Long term capital gains tax on investments made in unlisted firms, particularly start-ups, might be reduced in the upcoming budget, according to indications given by the government at Start-up India conference.
Revenue secretary Hasmukh Adhia said that a long-term capital gain tax of 20 per cent is levied on a three-year investment in an unlisted company, but holding of equity shares of a listed firm for one year is exempt from any such levy.
"I can assure you of this gap being bridged at the time of Budget," he said.
Adhia said some other tax incentives to encourage startup ecosystem, like rationalising Service Tax rules, are also likely to be announced in the Budget to be presented on February 29.
A strong pitch for removing the differential treatment of taxing long-term gains in listed and unlisted companies have been made, he said.
"The point is if somebody makes a hot investment in equity market and he keeps it for one year, there is zero capital gain after one year.
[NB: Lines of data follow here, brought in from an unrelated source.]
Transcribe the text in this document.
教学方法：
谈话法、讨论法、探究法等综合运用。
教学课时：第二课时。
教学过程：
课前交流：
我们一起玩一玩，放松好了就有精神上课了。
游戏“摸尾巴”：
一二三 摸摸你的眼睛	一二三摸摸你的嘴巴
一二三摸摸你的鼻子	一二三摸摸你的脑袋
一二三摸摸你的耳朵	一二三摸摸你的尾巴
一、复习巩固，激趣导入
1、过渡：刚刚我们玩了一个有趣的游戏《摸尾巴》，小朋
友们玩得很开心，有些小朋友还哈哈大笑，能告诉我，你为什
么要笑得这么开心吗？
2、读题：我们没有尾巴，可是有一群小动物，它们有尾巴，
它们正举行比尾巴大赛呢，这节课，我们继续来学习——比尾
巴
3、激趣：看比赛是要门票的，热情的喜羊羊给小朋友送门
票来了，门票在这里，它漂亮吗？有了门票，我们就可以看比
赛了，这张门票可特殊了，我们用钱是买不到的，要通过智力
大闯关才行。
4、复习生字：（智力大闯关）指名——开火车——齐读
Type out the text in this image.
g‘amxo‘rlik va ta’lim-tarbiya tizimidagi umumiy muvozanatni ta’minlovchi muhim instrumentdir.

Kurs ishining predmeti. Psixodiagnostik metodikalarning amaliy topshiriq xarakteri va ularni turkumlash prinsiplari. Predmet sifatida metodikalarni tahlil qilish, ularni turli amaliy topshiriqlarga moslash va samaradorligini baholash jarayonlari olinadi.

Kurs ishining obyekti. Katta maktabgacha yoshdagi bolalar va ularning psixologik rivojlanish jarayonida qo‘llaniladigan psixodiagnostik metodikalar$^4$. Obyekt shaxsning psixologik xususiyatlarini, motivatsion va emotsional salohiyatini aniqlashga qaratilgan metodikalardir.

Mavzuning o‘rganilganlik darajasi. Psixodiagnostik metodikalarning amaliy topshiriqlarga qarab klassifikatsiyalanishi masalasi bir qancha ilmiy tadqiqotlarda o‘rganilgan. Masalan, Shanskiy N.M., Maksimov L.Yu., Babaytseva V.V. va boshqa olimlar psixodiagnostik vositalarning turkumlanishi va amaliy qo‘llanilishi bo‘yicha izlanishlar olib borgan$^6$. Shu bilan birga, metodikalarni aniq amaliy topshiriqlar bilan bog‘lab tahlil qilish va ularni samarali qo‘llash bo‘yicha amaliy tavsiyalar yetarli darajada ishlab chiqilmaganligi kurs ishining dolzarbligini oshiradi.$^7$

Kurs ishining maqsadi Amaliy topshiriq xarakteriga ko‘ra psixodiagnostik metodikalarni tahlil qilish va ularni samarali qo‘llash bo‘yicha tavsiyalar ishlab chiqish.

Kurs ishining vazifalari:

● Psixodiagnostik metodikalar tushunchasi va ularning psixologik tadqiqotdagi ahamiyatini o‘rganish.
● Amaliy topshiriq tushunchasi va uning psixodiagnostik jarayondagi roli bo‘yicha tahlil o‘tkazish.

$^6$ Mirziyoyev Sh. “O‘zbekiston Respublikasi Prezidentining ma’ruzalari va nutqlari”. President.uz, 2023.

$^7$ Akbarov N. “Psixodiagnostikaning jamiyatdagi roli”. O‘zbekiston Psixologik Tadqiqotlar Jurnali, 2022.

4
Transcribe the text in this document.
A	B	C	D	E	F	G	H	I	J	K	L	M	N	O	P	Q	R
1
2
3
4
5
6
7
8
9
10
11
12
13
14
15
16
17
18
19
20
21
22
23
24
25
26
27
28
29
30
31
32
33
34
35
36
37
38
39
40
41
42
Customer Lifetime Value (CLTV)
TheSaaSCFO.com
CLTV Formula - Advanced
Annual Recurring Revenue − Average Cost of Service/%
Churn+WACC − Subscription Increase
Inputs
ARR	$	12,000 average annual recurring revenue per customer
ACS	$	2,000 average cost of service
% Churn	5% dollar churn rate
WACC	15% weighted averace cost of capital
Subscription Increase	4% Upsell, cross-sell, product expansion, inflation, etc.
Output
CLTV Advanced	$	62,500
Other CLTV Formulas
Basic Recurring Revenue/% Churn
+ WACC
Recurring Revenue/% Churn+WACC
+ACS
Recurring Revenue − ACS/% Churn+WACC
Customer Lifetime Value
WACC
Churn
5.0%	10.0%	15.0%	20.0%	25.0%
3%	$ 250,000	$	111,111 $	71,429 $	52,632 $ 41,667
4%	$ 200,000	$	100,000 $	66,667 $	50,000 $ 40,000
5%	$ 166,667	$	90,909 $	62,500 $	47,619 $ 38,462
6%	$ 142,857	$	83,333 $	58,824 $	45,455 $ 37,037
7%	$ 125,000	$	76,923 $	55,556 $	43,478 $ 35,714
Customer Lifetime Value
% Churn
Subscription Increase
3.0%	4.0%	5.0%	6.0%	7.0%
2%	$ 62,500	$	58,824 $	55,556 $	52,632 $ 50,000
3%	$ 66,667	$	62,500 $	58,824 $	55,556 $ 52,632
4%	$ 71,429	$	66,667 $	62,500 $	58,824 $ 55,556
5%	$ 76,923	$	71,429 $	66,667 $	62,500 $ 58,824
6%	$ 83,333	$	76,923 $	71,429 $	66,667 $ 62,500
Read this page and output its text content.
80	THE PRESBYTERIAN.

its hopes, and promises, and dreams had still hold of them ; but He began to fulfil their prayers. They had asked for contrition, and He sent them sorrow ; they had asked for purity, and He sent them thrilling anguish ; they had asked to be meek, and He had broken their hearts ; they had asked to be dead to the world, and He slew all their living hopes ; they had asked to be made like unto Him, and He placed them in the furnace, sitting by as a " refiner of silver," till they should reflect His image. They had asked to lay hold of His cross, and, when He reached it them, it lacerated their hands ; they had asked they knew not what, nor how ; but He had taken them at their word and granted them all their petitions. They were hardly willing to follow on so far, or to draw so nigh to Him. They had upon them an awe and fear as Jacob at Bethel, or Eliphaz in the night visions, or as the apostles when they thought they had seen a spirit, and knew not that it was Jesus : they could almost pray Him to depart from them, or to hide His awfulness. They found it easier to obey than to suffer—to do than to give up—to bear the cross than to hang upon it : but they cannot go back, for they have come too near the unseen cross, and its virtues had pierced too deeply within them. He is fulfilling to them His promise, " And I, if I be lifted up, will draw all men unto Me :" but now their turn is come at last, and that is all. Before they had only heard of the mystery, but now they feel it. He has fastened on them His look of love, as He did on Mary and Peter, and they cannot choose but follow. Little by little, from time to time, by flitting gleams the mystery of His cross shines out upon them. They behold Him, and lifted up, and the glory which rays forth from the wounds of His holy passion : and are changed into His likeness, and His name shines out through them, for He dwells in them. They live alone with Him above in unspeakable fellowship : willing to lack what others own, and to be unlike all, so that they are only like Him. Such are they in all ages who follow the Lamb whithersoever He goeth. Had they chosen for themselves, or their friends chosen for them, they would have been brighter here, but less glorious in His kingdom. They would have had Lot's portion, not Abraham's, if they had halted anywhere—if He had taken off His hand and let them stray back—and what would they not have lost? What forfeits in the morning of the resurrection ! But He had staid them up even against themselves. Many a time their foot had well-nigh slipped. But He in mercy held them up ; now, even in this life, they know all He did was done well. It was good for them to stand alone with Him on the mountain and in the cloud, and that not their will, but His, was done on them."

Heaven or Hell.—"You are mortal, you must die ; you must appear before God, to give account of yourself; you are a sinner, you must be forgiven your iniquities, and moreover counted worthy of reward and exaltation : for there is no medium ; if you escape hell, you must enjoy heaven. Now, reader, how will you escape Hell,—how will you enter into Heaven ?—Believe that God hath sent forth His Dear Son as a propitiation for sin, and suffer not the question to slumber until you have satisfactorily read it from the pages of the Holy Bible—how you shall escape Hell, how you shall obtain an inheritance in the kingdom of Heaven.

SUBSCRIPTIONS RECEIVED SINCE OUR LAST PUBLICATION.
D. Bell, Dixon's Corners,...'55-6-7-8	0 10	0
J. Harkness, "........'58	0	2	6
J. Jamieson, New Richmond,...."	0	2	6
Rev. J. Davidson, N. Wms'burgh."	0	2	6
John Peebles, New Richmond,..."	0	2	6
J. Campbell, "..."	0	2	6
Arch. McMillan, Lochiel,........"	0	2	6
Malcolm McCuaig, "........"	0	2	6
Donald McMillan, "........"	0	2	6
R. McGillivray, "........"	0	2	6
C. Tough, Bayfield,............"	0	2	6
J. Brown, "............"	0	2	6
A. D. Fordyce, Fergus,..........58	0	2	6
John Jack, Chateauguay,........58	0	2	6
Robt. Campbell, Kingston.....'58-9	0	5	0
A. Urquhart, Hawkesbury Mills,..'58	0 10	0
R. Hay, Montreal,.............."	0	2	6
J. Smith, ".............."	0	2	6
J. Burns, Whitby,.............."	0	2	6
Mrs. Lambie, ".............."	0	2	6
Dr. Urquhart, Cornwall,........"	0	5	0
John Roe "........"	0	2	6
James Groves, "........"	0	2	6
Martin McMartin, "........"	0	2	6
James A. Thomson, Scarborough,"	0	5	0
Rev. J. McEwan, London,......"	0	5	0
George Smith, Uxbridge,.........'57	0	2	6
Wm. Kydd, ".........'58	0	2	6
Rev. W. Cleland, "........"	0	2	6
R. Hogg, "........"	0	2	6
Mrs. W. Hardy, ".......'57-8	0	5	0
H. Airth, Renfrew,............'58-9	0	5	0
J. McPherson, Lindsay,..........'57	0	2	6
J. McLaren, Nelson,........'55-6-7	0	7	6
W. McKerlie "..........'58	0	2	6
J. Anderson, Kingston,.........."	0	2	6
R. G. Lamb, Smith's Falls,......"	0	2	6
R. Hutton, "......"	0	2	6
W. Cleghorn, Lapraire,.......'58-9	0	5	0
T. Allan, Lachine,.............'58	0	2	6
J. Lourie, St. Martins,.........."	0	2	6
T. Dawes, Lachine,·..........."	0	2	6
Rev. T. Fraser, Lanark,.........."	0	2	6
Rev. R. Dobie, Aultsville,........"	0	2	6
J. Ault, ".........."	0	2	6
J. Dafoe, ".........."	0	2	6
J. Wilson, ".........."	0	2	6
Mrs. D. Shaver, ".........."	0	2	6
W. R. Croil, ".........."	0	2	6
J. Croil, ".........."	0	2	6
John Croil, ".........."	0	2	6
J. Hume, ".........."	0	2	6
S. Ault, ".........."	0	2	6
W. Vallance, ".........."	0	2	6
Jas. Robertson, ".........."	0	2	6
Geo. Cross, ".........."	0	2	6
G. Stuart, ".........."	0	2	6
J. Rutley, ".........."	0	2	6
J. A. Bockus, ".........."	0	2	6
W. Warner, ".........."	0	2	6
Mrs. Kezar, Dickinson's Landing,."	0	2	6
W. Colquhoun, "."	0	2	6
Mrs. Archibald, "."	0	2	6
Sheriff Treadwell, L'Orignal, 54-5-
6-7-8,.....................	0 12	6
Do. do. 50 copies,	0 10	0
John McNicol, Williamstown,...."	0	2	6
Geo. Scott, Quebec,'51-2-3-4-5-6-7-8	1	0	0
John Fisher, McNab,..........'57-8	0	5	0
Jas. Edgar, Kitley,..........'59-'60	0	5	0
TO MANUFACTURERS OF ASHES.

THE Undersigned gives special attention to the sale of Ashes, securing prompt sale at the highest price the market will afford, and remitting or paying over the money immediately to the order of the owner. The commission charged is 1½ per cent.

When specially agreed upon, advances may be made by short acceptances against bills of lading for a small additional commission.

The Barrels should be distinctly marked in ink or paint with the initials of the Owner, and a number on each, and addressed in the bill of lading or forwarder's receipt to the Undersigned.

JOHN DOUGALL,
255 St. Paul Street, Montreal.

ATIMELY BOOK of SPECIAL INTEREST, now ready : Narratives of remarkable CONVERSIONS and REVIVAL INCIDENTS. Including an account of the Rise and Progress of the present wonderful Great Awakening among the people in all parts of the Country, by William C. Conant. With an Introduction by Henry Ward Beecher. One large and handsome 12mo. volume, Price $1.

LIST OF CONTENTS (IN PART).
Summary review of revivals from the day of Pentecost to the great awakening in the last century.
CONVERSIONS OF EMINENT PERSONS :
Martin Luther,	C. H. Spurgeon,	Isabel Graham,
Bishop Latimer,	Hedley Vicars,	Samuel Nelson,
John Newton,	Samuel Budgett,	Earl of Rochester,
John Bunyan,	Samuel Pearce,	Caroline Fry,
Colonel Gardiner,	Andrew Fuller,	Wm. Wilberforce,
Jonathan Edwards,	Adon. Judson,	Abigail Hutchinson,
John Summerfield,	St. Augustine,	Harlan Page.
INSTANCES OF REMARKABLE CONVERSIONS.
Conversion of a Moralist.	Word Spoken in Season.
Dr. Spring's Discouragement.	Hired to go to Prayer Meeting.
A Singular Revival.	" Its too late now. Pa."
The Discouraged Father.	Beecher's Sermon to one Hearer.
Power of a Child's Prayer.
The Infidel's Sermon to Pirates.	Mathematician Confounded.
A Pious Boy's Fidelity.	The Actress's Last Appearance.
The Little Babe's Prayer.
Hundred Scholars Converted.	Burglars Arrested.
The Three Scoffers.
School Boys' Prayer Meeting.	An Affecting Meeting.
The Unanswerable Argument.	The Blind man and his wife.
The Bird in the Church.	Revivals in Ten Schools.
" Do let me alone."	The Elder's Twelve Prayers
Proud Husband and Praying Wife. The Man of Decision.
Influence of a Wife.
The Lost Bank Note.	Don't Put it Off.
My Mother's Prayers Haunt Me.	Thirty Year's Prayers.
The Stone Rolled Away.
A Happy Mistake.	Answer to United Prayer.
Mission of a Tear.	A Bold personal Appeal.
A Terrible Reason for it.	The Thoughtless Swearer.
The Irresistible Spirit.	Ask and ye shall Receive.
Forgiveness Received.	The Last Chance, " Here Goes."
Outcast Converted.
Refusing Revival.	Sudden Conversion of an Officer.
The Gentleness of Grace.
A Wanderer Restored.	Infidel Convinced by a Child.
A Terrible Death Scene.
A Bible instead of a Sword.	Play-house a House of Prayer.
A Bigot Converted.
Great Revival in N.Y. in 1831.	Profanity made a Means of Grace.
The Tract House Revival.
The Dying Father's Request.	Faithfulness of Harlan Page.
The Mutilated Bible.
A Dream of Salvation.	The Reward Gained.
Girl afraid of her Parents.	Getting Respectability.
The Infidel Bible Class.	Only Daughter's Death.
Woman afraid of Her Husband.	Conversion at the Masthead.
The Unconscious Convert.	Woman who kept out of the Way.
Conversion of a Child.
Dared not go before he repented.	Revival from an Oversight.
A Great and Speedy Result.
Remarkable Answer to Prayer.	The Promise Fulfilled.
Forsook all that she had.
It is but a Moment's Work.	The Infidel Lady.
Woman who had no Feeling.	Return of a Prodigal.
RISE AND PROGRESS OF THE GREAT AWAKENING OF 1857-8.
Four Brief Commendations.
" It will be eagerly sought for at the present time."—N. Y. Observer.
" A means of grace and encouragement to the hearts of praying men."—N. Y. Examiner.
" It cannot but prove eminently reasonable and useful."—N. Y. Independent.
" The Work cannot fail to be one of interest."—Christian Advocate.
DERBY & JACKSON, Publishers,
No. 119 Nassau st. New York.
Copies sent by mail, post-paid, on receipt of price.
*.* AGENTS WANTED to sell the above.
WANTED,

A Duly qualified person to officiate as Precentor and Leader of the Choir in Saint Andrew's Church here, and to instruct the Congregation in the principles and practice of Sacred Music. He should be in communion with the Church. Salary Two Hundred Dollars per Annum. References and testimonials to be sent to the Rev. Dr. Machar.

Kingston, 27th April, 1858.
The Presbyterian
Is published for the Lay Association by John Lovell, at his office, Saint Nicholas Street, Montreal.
Compared to that people who have been taking the risk of putting long-term equity investment in unlisted security, like in case of a startup, have to pay 20 per cent even after three years," Adhia said.
Online filing of returns under FEMA are also expected to be eased making things easier for start-ups.
Economic Affairs Secretary Shaktikanta Das said the finance ministry has held detailed discussion with the Reserve Bank of India on this.
"You will see very quick action, one which will facilitate online filing of returns," Das said.
He said interest rates in India will be comparable to those prevalent in countries like the US and Japan when inflation rate falls to their levels on a consistent basis.
Sebi member Prashant Saran said the markets regulator has been been "very proactive" to encourage startups. He said startups were welcome to approach the regulator with suggestions.